God made the angels to show Him splendor, as He made animals for innocence and plants for their simplicity. But Man He made to serve Him wittily, in the tangle of his mind. If He suffers us to come to such a case that there is no escaping, then we may stand to our tackle as best we can, and, yes ... then we can clamor like champions, if we have the spittle for it. But it's God part, not our own, to bring ourselves to such a pass. Our natural business lies in escaping.

If I'm the Catholic head of a business or institution, then here's the big question: Is there any way I can use "practical reason" to sidestep the bishops' F4F call to "conscience" and comply in good faith with the contraception mandate?

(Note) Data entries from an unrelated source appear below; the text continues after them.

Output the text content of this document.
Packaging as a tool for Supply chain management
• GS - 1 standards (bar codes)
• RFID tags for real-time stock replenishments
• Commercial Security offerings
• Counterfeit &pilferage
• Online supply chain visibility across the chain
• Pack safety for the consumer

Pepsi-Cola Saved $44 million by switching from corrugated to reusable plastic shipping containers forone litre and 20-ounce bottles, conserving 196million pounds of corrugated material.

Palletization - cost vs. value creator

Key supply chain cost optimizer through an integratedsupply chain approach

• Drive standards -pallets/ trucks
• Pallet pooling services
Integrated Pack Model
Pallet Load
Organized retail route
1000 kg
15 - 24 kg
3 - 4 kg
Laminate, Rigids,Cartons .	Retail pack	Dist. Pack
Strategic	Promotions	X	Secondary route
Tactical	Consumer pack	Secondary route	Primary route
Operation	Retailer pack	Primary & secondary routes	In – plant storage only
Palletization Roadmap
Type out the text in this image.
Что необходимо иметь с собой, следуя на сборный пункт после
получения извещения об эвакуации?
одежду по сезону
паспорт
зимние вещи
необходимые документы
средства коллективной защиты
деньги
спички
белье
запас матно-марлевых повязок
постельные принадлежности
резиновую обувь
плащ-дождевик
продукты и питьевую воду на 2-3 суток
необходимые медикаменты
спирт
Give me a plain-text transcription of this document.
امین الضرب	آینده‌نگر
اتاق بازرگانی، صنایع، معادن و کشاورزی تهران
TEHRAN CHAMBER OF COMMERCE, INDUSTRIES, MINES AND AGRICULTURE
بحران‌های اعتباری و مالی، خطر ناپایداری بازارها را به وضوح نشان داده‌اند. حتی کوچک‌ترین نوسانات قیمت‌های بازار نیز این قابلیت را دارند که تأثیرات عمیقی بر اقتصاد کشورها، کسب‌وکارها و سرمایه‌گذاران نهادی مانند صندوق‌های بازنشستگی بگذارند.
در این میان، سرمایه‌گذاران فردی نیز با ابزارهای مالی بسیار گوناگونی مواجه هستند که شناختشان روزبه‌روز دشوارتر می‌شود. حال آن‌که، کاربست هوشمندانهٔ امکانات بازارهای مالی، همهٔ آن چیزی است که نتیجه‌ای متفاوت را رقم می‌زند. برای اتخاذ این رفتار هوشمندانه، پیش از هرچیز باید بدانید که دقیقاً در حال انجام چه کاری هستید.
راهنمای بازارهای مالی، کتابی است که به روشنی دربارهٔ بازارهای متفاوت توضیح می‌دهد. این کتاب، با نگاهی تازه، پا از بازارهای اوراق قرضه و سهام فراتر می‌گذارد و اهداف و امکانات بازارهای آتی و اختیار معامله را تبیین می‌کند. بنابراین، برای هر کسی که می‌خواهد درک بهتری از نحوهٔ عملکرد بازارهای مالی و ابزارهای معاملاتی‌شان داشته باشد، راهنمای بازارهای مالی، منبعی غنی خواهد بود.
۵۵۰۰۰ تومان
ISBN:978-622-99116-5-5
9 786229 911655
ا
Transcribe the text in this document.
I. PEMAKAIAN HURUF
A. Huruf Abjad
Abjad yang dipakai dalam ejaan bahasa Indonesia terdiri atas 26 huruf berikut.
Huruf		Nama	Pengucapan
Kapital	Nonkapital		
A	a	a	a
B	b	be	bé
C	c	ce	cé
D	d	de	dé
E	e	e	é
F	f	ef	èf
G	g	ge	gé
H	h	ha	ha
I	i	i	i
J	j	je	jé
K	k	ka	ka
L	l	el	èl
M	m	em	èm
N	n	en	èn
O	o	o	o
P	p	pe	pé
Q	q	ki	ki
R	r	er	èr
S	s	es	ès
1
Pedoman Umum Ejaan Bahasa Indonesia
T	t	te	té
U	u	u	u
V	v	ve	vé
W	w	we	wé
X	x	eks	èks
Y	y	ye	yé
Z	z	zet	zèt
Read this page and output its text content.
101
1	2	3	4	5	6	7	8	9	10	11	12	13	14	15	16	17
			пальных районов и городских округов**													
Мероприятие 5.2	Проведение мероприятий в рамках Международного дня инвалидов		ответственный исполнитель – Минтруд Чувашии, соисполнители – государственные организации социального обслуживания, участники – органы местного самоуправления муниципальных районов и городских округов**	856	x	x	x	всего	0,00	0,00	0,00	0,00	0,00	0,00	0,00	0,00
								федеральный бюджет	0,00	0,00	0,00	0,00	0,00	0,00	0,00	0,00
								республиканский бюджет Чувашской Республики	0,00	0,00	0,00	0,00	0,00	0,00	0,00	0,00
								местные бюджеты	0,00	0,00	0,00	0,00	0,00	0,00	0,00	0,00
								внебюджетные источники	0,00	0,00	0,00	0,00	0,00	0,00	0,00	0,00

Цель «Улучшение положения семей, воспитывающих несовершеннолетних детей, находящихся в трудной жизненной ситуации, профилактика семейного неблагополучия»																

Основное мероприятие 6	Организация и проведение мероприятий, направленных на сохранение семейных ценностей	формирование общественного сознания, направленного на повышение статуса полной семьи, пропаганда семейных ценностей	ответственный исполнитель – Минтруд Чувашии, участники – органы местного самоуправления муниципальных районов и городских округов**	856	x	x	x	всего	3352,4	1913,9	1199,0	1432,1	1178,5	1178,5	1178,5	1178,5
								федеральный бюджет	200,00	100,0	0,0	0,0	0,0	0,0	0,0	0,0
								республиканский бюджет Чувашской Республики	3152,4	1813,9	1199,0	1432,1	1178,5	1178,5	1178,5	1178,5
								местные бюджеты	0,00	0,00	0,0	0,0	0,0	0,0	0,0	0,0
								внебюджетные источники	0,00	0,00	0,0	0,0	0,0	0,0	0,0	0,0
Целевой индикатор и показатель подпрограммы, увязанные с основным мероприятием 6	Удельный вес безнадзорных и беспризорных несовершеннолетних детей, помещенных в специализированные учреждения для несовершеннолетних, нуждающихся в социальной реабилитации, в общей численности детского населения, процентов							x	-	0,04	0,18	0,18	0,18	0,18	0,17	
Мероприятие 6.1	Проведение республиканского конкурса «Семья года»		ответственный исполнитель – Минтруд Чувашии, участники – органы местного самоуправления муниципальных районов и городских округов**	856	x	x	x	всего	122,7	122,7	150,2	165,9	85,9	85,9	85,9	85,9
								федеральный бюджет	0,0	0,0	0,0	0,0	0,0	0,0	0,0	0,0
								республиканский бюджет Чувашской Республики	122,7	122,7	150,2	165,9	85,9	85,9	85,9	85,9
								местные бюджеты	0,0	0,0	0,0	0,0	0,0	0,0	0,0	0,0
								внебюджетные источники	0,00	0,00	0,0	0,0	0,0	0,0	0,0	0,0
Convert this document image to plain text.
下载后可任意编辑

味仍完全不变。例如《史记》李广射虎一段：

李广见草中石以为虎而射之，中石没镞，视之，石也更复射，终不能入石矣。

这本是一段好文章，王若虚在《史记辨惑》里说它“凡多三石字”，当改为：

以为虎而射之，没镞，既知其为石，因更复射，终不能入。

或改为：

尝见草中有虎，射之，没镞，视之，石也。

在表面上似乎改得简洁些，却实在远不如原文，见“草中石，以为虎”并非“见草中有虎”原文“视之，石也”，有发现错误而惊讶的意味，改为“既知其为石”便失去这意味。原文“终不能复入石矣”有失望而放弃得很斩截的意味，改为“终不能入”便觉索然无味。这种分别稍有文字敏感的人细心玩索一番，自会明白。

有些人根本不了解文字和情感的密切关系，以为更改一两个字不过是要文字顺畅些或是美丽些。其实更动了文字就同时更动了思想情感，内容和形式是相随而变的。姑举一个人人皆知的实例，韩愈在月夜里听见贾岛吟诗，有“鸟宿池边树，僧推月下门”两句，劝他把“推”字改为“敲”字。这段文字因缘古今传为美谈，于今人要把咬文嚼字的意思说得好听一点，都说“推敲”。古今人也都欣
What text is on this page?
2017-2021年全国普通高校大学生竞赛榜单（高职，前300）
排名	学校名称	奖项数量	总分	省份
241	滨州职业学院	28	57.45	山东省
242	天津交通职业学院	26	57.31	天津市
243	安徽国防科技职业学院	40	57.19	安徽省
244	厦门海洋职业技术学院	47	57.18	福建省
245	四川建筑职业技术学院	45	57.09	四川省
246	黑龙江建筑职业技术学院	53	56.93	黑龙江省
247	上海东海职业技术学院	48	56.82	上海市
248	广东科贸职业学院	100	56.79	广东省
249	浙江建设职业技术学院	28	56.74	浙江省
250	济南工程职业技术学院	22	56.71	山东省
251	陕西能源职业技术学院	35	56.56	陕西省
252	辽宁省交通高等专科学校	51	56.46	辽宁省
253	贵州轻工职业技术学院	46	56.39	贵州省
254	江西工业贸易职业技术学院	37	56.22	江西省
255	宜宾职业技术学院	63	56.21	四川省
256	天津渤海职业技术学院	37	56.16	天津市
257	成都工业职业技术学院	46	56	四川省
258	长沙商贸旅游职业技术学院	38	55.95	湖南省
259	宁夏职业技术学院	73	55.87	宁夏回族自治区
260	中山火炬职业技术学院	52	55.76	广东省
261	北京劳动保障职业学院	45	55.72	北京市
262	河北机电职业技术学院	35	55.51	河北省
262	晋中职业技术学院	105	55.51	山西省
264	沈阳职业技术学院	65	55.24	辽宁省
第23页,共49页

That's what DeCosse asks in his commentary.

DeCosse complains that

... the model of conscience used by most bishops is problematic [in that] it emphasizes obedience, law, and hierarchical authority and thus departs from the Catholic tradition’s close linkage of conscience, practical reason, and freedom.

Moreover,

... these bishops needlessly lapse into using a sectarian model of the Catholic conscience ill-suited to the Church’s mission in a democratic pluralist society like the United States.

DeCosse adds:

Where a theologian like Thomas Aquinas speaks of conscience combining obedience to moral law and the exercise of practical reason, the bishops heavily favor the former over the latter. On the one hand, this means that conscience is best understood as the way by which we adhere to the moral laws requiring respect always and everywhere — in the bishops’ eyes especially meaning turning from what they call the “intrinsic evils” at stake in the use of the artificial means of birth control; in gay marriage; and in taking innocent human life from conception onward.

Put another way, I'd say that the bishops are, in the spirit they have infused into Fortnight for Freedom, leaving no wiggle room for Catholic institution heads and business owners who are in the line of fire vis-à-vis the contraception mandate to, in their own private moral deliberations, treat the Church teaching about contraception as something that is not "obligatory in a universal, objective way."

I think that's a bad choice on the bishops' part. Emphasizing "obedience, law, and hierarchical authority," it implies that lay Catholics ought to consider themselves moral "children" who should simply listen to the haughty prelates of the Church and do their bidding.